Testing within charity direct marketing appeals – is your testing effective?

Are you testing within your charity direct marketing appeal? Is your testing effective?  Testing in the charity sector is great. It leads to innovation, increases our knowledgebase and helps us to keep improving our results. Most of us are doing it across a wide range of activities covering different acquisition channels, new products, pricing, upgrade campaigns, retention, to name just a few.

A Guide to a better testing approach

Testing in the charity sector is great. It leads to innovation, increases our knowledgebase and helps us to keep improving our results. Most of us are doing it across a wide range of activities covering different acquisition channels, new products, pricing, upgrade campaigns, retention, to name just a few.

However, conducting tests properly can create its own challenges for an organisation.  Some questions you may wish to consider when setting up a test include:

Do you have clarity around what you are testing and why? 

Do you know what you are measuring, why it is important, and how it can then be applied?

Do you have appropriate controls in place?

Are some donors receiving an alternate control message or offer at the same time with all other variables remaining the same? If we test (a new offer, creative, website landing page) without having a control audience, we can’ t just say that the test has ‘worked’ or ‘not worked’ based on the results being better or worse than the previous time we conducted the exercise

Is there Roll-Out Potential?

When conducting a test can it be used in a meaningful way across other campaigns?  Eg Testing the impact of a follow-up ask after x number of days post donation can be applied to all new donations.

How will you measure the results?

Many organisations test prolifically and the words “let’s test it”are used to gain approval from bosses. However, too often the test is completed and the next campaign is underway with little time allocated to creating post implementation results. It is also important to consider how the metrics are used to evaluate ensuring the results align to the original hypothesis.

How will you share lessons learned?

It is worth considering how the lessons can be shared across an organisation. If an organisation works in silos or has a relatively high staff turnover there is a chance you may find the same tests are being duplicated time and again simply due to people not knowing they had been conducted before.

Is there enough time to Test?

Ideally the answer here should almost always be Yes, as we should always be looking to learn and grow. There may not be time to create a complicated test, although creating small tests around messaging or ask strategies can be done relatively easily.

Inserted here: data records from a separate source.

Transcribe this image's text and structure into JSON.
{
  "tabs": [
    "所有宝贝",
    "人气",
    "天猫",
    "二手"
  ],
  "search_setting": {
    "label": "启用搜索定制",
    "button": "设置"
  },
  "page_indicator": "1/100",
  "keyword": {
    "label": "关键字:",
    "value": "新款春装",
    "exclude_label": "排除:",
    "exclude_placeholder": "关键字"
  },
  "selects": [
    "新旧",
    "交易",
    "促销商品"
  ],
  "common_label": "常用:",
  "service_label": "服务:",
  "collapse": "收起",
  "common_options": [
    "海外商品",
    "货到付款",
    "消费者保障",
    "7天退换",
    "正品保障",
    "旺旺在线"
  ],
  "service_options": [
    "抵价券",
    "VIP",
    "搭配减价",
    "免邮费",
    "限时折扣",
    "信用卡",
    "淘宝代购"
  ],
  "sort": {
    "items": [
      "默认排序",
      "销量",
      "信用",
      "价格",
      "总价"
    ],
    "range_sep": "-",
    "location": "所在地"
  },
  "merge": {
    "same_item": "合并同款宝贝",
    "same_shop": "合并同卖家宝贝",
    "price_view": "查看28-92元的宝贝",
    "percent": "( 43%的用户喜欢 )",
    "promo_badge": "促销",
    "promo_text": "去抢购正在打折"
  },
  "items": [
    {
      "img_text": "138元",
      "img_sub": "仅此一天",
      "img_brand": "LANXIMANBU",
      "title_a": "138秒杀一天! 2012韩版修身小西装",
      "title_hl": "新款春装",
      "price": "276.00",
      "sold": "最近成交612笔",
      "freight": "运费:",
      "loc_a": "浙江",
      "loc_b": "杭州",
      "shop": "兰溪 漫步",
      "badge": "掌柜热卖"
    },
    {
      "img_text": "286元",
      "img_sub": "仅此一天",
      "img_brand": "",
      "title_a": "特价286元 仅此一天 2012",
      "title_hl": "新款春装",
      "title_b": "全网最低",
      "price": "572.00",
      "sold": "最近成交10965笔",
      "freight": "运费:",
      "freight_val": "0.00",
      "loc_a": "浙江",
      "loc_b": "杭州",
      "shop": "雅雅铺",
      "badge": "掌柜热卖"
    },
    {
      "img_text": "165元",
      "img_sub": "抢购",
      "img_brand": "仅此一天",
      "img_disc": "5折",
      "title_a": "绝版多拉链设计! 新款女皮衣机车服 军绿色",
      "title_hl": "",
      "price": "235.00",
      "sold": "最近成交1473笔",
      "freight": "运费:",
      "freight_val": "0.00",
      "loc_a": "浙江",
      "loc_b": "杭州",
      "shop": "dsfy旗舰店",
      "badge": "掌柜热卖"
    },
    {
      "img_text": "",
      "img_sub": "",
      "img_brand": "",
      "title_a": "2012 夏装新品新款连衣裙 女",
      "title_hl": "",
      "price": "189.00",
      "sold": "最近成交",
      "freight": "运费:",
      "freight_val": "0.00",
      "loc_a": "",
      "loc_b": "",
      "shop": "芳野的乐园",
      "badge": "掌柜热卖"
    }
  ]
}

What are the expectations?

Remember a test is just that. It doesn’t always deliver the results you may expect, which is why it is called a Test! We should learn valuable lessons whatever the result. All too often this can be forgotten, with the word ‘test’ being used as a pseudonym for an expected success.

One way to conduct more effective testing is to create a Testing Framework that helps to facilitate better tests and a greater sharing of corporate knowledge. Such a framework includes ways to track current and past tests, maker-checker processes, guidance for inexperienced staff, and, ways to retain and share knowledge more effectively.